Malala: education is a privilege and a right

Illustration+courtesy+of+Michael+Volpicelli

Illustration courtesy of Michael Volpicelli

by Kelly Gardner

Pakistani activist Malala Yousafzai has been making global headlines recently for her courageous work in standing up for girls’ rights to education. Her life story at 16 years old is far more complex than one may imagine by glancing at her young face. Yousafzai was targeted by the Taliban when she was only 14 years old because of her relentless desire to empower herself with an education. A Taliban gunman shot her in the head and neck on a school bus one morning. Yousafzai survived the brutal attack and has fully recovered, and has since become more determined than before to raise awareness of her cause. Her passion for the necessity of education brings to question the lack of gratitude and appreciation we have for our own country’s education system. In the U.S. it’s every person’s right to have access to an education so he or she may acquire knowledge to excel in any field. Education should absolutely be a right granted to every individual; however, this is not the case in every country. Because of this, we especially need to realize the sanctity of what we have.

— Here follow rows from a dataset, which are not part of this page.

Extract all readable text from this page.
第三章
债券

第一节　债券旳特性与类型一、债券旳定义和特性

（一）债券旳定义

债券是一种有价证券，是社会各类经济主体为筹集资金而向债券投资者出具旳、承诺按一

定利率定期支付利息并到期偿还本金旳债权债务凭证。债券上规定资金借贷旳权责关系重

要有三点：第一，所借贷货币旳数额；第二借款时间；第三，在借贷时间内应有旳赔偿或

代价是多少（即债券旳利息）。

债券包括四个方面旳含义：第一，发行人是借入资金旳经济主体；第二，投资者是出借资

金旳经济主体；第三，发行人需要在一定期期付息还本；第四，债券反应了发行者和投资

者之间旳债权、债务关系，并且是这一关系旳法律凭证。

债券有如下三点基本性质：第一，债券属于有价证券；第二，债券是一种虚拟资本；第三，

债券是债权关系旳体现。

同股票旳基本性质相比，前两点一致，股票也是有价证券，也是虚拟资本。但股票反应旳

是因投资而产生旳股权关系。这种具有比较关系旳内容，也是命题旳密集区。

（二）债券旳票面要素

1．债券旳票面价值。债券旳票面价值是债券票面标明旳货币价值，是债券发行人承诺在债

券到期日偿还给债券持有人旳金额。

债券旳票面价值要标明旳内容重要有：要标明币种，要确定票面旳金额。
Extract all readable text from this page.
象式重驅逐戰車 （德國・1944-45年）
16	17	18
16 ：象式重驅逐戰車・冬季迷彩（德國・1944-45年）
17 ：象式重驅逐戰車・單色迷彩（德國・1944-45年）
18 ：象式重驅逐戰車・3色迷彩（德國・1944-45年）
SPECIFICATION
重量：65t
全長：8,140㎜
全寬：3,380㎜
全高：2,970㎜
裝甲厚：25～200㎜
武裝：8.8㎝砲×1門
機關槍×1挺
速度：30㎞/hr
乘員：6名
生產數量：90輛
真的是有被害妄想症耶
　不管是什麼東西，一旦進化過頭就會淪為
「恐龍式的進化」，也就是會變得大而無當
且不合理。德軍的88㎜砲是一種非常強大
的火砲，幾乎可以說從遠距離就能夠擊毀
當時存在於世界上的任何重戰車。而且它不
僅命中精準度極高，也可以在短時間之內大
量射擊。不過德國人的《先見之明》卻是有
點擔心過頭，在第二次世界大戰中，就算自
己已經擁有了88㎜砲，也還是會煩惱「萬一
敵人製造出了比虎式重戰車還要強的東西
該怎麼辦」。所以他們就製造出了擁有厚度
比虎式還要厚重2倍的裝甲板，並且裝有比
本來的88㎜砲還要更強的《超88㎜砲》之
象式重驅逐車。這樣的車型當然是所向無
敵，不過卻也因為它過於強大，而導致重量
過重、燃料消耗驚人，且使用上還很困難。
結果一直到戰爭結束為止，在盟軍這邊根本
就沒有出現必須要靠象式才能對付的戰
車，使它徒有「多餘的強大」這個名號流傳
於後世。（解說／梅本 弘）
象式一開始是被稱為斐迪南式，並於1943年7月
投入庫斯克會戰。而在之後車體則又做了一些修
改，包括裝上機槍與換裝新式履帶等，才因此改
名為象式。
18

The logistics of Pakistan’s society are radically different from our own. Their government has not implemented extensive social programs such as education and health care. San Diego State graduate student Sanam Kalhoro came to the U.S. from Pakistan to obtain a master’s degree in women’s studies. She, too, has been exposed to the challenges women in her culture experience regarding access to education.

“Pakistan is a very stratified society in terms of class as well as ethnicity. The way that the country is structured it’s broken up into different provinces and each province has a different ethnic background of varying social economic statuses,” Kalhoro said.

She explained that this is one of the biggest determining factors in whether or not a child in Pakistan will receive an education.

Because of the lack of funding for social services there are very few public schools for children to attend, and existing schools are severely underdeveloped. This led to the privatization of most educational outlets in Pakistan and because they are privatized the schools are very expensive. Most citizens have inadequate funds to send their children to school, assuming there’s even a school nearby. Many children in Pakistan aren’t aware they’re missing out on something, and they may not even know what a school is or what takes place there, so they have no idea how an education can help them, Kalhoro said.

Households led by educated individuals are more inclined to send their children to school because they have seen the opportunities that knowledge can lead to. This was the case for Yousafzai. Her father is an educated man who witnessed the injustices cast upon his sisters during their youth. His commitment to help his daughter receive an education, no matter how severe the consequences, demonstrates how education is a priority to some families in Pakistan.

The Taliban has set up schools in Pakistan that are training camps for child suicide bombers. As their number of supporters shrinks, they have begun manipulating vulnerable demographics, including the poor and uneducated. People struggling to support their families have accepted settlements of money for their children. Others who lack education have been convinced the Taliban will get their child into paradise if handed over to one of these camps.

“At the end of the day these children are not being given an education that will progress them in society, a lot of mothers of these children are highly against this they just don’t know what to do about it,” Kalhoro said.

Education is a powerful mechanism and, in some cases, a dangerous weapon. This is not only an issue in Pakistan. We see the same issues with our own education system, just on a smaller scale. The U.S. has long struggled with equality, with the most harm being done in impoverished areas commonly made up of minorities. While we may have an established public school system requiring all American citizens to acquire a basic education, there is no doubt that the quality of education each student receives varies significantly.

Our school system is responsible for the education of our society as a whole and as of right now it’s not cutting it. Until every individual in the U.S. has access to an education that acts as a platform for future triumphs, we will continue to see power struggles relating to socioeconomic status. Yousafzai should be a reminder to all of us that education is a privilege and we are lucky to have such a developed educational system. She is 16 years old, has faced death and is still championing the need for education within her culture. We are so much closer to that reality in America, but that amount of dedication is rare among American students.

Obviously, Yousafzai is dealing with much greater devastation within her own society, but that doesn’t mean we can’t apply her ideals to make our country greater.